I don’t want to repeat README.md content, you can check it out on GitHub.
Here is a small example of how to run the tool and what output it produces:
$ lauka -- "./build-old" './build-new -O2'
Benchmark 1 (9 runs): ./build-old
measurement mean ± σ min … max outliers
wall_time 591ms ± 7.6ms 583ms … 605ms 0 (0%)
peak_rss 137MB ± 0.3MB 136.6MB … 137.4MB 0 (0%)
core_active_cycle 2.51G ± 22.1M 2.48G … 2.54G 0 (0%)
inst_all 3.62G ± 23.9M 3.53G … 3.69G 0 (0%)
l1d_cache_miss_ld_nonspec 3.58M ± 31.7K 3.54M … 3.63M 0 (0%)
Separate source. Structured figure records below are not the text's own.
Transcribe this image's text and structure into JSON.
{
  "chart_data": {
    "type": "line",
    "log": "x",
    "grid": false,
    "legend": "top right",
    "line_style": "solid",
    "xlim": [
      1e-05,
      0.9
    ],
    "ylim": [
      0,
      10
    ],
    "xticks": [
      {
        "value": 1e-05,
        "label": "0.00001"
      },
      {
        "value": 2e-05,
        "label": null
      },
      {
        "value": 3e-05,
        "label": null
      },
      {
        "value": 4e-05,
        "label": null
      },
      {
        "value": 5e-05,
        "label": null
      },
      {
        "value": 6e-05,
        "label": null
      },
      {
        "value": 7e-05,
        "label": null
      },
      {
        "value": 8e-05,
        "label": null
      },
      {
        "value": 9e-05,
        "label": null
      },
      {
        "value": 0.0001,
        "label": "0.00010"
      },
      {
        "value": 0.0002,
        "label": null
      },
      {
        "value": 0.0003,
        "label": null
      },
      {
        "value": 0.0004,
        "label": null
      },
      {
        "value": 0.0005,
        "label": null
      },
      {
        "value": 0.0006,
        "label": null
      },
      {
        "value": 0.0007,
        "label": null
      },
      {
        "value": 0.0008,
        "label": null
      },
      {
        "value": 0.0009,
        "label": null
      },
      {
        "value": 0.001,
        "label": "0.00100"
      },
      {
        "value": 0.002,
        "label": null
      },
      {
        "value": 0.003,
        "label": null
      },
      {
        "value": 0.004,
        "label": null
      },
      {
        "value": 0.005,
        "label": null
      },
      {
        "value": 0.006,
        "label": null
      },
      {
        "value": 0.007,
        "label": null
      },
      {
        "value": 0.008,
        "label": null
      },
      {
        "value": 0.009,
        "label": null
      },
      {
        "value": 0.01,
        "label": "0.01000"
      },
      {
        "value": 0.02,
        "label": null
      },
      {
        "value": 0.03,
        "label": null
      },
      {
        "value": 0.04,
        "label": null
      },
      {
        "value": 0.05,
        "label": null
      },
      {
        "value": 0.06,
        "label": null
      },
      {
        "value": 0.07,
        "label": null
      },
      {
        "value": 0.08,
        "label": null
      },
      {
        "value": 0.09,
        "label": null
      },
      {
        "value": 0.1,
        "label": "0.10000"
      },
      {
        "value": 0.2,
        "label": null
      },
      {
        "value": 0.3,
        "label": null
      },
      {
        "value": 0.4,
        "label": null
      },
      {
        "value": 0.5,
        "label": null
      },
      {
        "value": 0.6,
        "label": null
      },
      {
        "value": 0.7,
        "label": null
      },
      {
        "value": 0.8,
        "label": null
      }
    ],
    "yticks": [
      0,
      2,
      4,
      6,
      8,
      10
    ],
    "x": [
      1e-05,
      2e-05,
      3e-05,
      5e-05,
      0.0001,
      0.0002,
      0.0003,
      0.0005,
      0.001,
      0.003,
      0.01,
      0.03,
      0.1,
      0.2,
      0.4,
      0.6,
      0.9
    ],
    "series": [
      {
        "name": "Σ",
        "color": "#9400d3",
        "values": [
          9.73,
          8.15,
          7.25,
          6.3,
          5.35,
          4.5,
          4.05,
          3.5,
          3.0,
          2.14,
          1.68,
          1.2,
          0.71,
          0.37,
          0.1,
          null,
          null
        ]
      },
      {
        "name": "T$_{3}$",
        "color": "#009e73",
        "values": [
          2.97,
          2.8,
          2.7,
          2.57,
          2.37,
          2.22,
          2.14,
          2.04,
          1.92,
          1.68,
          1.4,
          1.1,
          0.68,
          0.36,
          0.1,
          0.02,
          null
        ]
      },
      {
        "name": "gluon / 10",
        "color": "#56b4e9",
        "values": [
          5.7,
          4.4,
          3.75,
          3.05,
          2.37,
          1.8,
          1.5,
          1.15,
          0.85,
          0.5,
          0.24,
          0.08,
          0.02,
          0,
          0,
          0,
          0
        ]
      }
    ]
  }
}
branch_mispred_nonspec 21.4M ± 58.2K 21.3M … 21.5M 0 (0%)
Benchmark 2 (9 runs): ./build-new -O2
measurement mean ± σ min … max outliers delta
wall_time 130ms ± 8.3ms 125ms … 141ms 0 (0%) ⚡ −78.0% ± 0.5%
peak_rss 91.9MB ± 0.09MB 91.8MB … 92.1MB 0 (0%) −32.9% ± 0.1%
core_active_cycle 507M ± 2.35M 503M … 511M 0 (0%) −79.8% ± 0.1%
inst_all 796M ± 10.7M 781M … 809M 0 (0%) −78.0% ± 0.1%
l1d_cache_miss_ld_nonspec 352K ± 7.7K 318K … 355K 0 (0%) −90.2% ± 0.1%
branch_mispred_nonspec 4.52M ± 11.5K 4.51M … 4.57M 2 (5%) −78.9% ± 0.0%
Summary
Quite a nice journey it was: an almost complete lack of documentation, not much discussion, and one great reverse-engineered code as the only reliable source.
Looking back, I think that I’ve made several mistakes:
- Trying to search for information only related to Apple Silicon. I think I could have found more by researching how it’s implemented on Linux first.
- Reviewing the reverse-engineered code only briefly. Doing a deeper dive earlier could have helped me avoid the combinatorial explosion.
- Spending too much time trying to figure out the final number of incompatible sets, instead of focusing on finding the root cause.
But I don’t regret anything, because the experience was unforgettable. And I like that I’ve made these mistakes.
I hope you found the research quite interesting and useful. Thanks for reading!